PLENARY SPEAKERS

George Andrews
George Andrews
President, American Mathematical Society
Pólya Lecturer


Adventures With Partitions

The theory of partitions is forever intriguing because it has both simplicity and surprise. On the one hand, it is the study of writing integers as sums of integers. What could be simpler? On the other hand, it is tied to applications stretching from spiral, self-avoiding walks to random graphs to unsolved questions in positivity. And its history is deeply entwined with the work of the Indian genius, Ramanujan. In this talk, I shall try to convey some of the excitement and surprise of this venerable subject by examining a few of the topics I have mentioned.

George E. Andrews is Evan Pugh Professor of Mathematics at Penn State University and an expert on the theory of partitions. He has a long-term interest in the work of S. Ramanujan, whose last notebook he unearthed in 1976. He is now collaborating with Bruce Berndt on a series of volumes explicating the brilliant and sometimes enigmatic ideas in this notebook.

Andrews has received many awards for his teaching and service to the profession. These awards include the Allegheny Region Distinguished Teaching Award from the MAA, and the 1999 Centennial Award from the Department of Mathematics at the University of Pennsylvania “in recognition of (his) contributions to pure mathematics and mathematics education.” In 2007, he was one of three finalists nation-wide for the Robert Foster Cherry Teaching Award for Great Teaching. He is currently President of the American Mathematical Society.

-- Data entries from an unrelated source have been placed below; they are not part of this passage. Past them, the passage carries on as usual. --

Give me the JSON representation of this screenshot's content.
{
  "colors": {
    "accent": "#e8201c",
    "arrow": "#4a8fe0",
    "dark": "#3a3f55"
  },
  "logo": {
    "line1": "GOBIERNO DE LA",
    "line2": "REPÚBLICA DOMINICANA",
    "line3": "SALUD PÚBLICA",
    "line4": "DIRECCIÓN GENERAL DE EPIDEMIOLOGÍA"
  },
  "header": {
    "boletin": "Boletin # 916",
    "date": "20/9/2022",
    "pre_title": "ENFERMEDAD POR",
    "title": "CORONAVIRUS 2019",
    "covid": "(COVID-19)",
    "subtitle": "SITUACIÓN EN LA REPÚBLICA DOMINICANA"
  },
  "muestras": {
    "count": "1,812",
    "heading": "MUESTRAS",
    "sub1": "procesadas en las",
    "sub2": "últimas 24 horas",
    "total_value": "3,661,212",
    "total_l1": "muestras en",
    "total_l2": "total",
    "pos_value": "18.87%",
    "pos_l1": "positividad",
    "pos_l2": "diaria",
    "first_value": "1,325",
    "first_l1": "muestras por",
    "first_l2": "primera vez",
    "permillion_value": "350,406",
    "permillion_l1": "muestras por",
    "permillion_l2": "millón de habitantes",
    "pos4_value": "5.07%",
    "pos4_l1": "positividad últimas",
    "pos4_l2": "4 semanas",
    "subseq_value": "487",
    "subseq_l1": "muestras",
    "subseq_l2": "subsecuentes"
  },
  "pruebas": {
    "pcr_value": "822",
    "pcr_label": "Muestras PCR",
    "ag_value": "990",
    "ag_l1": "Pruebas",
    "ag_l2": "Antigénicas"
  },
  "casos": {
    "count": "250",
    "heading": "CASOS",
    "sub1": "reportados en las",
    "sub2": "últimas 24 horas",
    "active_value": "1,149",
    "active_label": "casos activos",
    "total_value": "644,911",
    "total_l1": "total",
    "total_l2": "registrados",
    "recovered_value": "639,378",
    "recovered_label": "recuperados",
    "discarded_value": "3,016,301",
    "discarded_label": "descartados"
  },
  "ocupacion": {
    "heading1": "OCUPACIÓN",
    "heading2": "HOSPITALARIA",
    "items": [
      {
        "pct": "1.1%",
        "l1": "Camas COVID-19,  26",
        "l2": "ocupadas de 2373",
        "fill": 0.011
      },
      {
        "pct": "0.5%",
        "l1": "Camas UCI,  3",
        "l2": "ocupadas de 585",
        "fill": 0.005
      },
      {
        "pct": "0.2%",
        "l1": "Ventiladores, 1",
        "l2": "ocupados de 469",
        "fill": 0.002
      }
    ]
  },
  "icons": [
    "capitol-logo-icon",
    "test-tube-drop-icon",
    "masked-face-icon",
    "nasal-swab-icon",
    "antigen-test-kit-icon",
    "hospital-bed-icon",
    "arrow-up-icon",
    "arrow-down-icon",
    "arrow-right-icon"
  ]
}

His research has also received recognition. Andrews was elected to the American Academy of Arts and Sciences in 1997, and to the National Academy of Sciences (USA) in 2003. In 2009, he was selected SIAM Fellow. He holds honorary degrees from the Universities of Parma, Florida, and Waterloo.

Catherine Bénéteau
Catherine Bénéteau
University of South Florida

Discrete Wavelets and Image Compression

Wavelet theory was an immensely popular research area in the 1990’s that brought together ideas from people working in completely different areas such as electrical engineering, physics, mathematics, and computer science. Even in mathematics, the subject attracted researchers from real and harmonic analysis, statistics, and approximation theory. Applications of wavelets turn up in lots of different places such as identifying art or handwriting forgeries, JPEG2000 image compression, and FBI fingerprint storage algorithms, among others. In this talk, I will show you how simple the Discrete Haar Wavelet transform is, how it can be used in image compression, and its connections to some beautiful mathematics.


Catherine Bénéteau is an Associate Professor of Mathematics at the University of South Florida. She is originally from Montréal, Canada, and got her master’s degree at McGill University and then her Ph.D. at the State University of New York, Albany, under the direction of Boris Korenblum, in complex analysis. She has previously taught at Seton Hall University, in New Jersey, and at the Center for Talented Youth, a program run by the Johns Hopkins University.

Her research interests involve extremal problems in analytic function spaces. She has also worked on integrating applications of mathematics such as wavelets and image processing into the undergraduate curriculum. She has team taught courses with faculty in the College of Education and has created professional development courses for elementary school teachers. She is a Project NExT fellow, and was recently awarded the 2009-10 Outstanding Undergraduate Teaching Award at the University of South Florida.

Paul Zorn
Paul Zorn
MAA President

Picturing Analysis

"Thinking in pictures" is standard operating procedure in teaching and learning geometry, graph theory, elementary calculus, and other visually rich areas of mathematics. Less obvious, but still valuable, are visual insights into key ideas and theorems from real and complex analysis. It's one thing to know what, say, differentiability and integrability mean, but how do they look? How do poles and essential singularities of complex functions look in color? Can countability be seen? I'll give examples and suggest implications for better teaching, learning, and understanding.


Paul Zorn was born in India, and had his primary and secondary schooling there. He did his undergraduate work at Washington University in St. Louis, and his Ph.D., in complex analysis, at the University of Washington, Seattle. Since 1981 he has been on the mathematics faculty at St. Olaf College, in Northfield, Minnesota. Paul's special interests, beyond complex analysis, include instructional computing and mathematical exposition. Combining these interests, he has written (with co-author Arnold Ostebee) a series of calculus textbooks that draw on computing to promote graphical, numerical, and symbolic viewpoints. In 1987 he received the MAA's Allendoerfer Award for an article on Louis de Branges' proof of the Bieberbach conjecture. He has also worked as editor for several issues of the American Mathematical Society's occasional publication What's Happening in the Mathematical Sciences. His most recent textbook, Understanding Real Analysis, was published in 2010 by A K Peters. Much of Paul's MAA-related history centers on publications. His MAA-related editorial work includes service with FOCUS, the New Mathematical Library book series, and Mathematics Magazine, of which he was editor from 1995 to 2000. His two-year stint as MAA President begins in 2011.